Where we work

Since 1981, Peace Brigades International has worked in 11 countries and on four continents.

At the request of local organisations, our teams of volunteers provide protective accompaniment to human rights defenders threatened with violence.

Project work centres on:

  • Protective accompaniment

  • Building support networks

  • Raising the profile of those we accompany

  • Political analysis and spreading information about the situation on the ground

  • Peace building/education

In Colombia, PBI has 17-19 volunteers in three sub-teams protecting NGOs, individuals and communities in Barrancabermeja and the Magadalena Medio, Bogotá, Urabá, Antioquia, Valle del Cauca, Cauca, Casanare, Arauca and Sucre among other regions.

The teams operate as observers, accompanying people or organisations under threat, making regular visits to conflict zones, distributing information about the evolution of the conflict, carrying out advocacy, lobbying and public relations work with representatives of the international community as well as with civil and military authorities, and campaigning for international support.

Since 2015, PBI has kept two regional teams in northern and southern Mexico, as well as a coordinating office in Mexico City. PBI currently accompanies defenders and organisations in the states of Chihuahua, Coahuila, Guerrero and Oaxaca, and in Mexico City.

10 volunteers protect human rights organisations, focusing on impunity, upholding indigenous rights and environmental protection.

PBI first operated a project in Guatemala from 1983-1999, which closed following the Peace Accords. Unfortunately, the human rights situation soon began again to deteriorate, and local organisations asked PBI to return.

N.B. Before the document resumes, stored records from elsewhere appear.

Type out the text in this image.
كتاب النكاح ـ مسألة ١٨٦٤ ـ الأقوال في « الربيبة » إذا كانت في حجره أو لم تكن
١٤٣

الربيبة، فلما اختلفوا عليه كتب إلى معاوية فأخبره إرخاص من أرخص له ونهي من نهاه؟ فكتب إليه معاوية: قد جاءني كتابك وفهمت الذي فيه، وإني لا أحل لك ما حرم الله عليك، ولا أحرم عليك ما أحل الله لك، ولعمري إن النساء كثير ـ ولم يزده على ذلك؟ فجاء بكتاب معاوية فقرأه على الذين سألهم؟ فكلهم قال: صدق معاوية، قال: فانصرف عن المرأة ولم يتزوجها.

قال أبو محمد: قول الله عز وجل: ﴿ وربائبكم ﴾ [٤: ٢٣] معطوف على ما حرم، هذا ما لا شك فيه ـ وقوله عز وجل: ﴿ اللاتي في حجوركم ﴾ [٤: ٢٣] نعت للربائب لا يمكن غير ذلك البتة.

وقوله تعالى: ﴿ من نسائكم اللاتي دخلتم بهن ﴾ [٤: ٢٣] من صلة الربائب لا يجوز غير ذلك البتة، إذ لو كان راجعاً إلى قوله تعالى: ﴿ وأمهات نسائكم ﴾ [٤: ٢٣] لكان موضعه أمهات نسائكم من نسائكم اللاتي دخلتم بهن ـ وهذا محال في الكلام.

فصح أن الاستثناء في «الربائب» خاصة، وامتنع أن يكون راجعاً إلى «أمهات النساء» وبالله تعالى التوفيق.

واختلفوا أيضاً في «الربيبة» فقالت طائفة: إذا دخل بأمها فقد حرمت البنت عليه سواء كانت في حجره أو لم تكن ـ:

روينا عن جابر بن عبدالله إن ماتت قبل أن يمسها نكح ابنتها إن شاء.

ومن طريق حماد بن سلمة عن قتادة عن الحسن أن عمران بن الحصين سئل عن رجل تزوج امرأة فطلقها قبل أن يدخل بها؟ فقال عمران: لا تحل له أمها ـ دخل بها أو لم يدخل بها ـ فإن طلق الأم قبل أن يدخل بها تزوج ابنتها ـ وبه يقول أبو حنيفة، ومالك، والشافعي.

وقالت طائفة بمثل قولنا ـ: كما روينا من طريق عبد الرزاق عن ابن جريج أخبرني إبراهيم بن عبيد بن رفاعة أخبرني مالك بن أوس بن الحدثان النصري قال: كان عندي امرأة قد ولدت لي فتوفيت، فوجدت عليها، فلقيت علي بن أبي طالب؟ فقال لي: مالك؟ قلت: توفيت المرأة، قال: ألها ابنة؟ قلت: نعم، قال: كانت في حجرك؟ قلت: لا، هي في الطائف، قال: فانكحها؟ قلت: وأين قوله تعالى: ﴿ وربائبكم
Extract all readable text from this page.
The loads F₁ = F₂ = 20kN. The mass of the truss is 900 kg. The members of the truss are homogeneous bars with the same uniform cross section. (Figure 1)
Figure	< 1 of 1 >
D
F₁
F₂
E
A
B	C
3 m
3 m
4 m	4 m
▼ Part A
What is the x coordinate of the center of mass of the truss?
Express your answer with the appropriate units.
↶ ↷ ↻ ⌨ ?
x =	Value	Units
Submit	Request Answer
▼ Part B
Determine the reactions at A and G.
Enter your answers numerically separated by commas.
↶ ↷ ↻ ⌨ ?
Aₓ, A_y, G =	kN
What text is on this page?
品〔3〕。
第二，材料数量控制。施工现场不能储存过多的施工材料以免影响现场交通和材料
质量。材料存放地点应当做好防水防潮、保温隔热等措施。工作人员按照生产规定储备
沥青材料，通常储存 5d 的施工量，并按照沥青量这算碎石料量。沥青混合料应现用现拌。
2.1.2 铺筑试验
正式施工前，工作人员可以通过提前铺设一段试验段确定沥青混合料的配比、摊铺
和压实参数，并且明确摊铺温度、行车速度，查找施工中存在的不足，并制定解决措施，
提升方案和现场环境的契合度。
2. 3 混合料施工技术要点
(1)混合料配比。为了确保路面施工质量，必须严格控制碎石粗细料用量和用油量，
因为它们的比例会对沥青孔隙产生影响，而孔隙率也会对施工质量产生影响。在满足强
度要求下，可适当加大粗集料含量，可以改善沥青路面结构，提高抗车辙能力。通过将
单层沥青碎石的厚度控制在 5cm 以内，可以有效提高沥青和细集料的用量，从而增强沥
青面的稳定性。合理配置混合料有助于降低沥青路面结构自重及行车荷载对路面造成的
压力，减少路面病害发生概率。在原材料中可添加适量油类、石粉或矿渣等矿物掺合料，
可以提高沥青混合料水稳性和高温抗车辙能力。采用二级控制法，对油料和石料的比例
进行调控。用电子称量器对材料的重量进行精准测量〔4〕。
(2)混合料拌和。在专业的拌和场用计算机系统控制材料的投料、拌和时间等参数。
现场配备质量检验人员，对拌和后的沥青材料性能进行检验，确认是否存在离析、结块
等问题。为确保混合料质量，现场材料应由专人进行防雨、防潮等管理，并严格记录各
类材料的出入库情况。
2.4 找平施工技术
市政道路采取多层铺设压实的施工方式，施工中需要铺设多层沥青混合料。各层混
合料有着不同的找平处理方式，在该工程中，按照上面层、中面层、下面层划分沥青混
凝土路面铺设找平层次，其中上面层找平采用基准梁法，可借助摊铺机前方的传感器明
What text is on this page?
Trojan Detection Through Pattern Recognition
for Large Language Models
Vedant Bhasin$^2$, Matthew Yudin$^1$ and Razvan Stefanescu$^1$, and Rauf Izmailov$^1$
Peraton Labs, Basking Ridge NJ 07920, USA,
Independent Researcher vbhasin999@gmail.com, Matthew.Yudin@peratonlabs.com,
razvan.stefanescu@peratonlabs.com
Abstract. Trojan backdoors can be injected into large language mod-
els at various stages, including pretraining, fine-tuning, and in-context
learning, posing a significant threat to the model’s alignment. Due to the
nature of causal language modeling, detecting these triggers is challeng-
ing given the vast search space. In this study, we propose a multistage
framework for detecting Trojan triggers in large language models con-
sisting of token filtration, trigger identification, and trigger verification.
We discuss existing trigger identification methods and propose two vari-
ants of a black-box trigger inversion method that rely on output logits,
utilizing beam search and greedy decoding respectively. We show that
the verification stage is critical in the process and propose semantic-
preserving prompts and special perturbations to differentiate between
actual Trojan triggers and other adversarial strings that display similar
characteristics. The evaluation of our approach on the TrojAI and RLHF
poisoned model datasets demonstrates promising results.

The current project opened in 2003. PBI now accompanies around 10 organisations nationwide with 10 international volunteers based in Guatemala City protecting organisations working on land rights and impunity.

PBI launched its first ever field programme in Africa, in Kenya, in 2012 in response to the many risks and challenges Kenyan defenders face when carrying out their work.

This involves supporting recently established Social Justice Centres in Nairobi, who work on combatting extra-judicial executions and gender-based violence.

In October 2013 the first two field volunteers arrived in Tegucigalpa, in time to provide international observation during the Presidential and General elections the following month.

We then published a report on the situation for human rights defenders in Honduras and developed a new protective accompaniment project in the country. PBI Honduras provides protective accompaniment to 5 local organisations, including those defending indigenous, land and LGBTQI+ rights.

Following extended discussions with civil society organizations and other stakeholders, PBI began a new Indonesia Project in 2014. The project aims to promote human rights in Indonesia through strengthening the capacities of human rights defenders in remote areas, with a focus on their ability to document human rights abuses, advocate to the Indonesian government and internationally, and build their personal security and protection networks. 

PBI currently collaborates with ELSAM (Institute of Policy Research and Advocacy) to conduct extended trainings for human rights defenders, who are strengthening their skills through a combination of classroom activities, building advocacy and protection networks at the national level, and conducting field research. 

After receiving requests from civil society organizations following the political crisis which began in Nicaragua in April 2018, PBI began an exploratory process in the region. During this process, we observed that, due to the political repression they faced, a large number of Nicaraguans had fled the country, many of them – around 80,000 to date – requesting refugee status in neighboring Costa Rica.

In order to respond to this context and the needs expressed by local organizations, in 2020 PBI launched a new accompaniment project in Costa Rica focused on providing support to exiled Nicaraguan human rights defenders and social movements. 

PBI opened its Nepal Project in 2006. Despite the signing of peace accords in the same year, and democratic elections in 2008, Nepal is still experiencing political violence, instability, poverty, inequality and economic and energy crises. After 7 years of operation, PBI decided to close its field office in 2014.

During it's years of operation, PBI Nepal developed NepalMonitor.org, a tool for the protection of human rights defenders which maps and forwards human rights and security reports to human rights defenders located close to where the incidents happen, and allows them to submit reports through e-mail and text message. The NepalMonitor tool maps and forwards human rights and security reports to human rights defenders located close to where the incidents happen, and allows them to submit reports through e-mail and text message.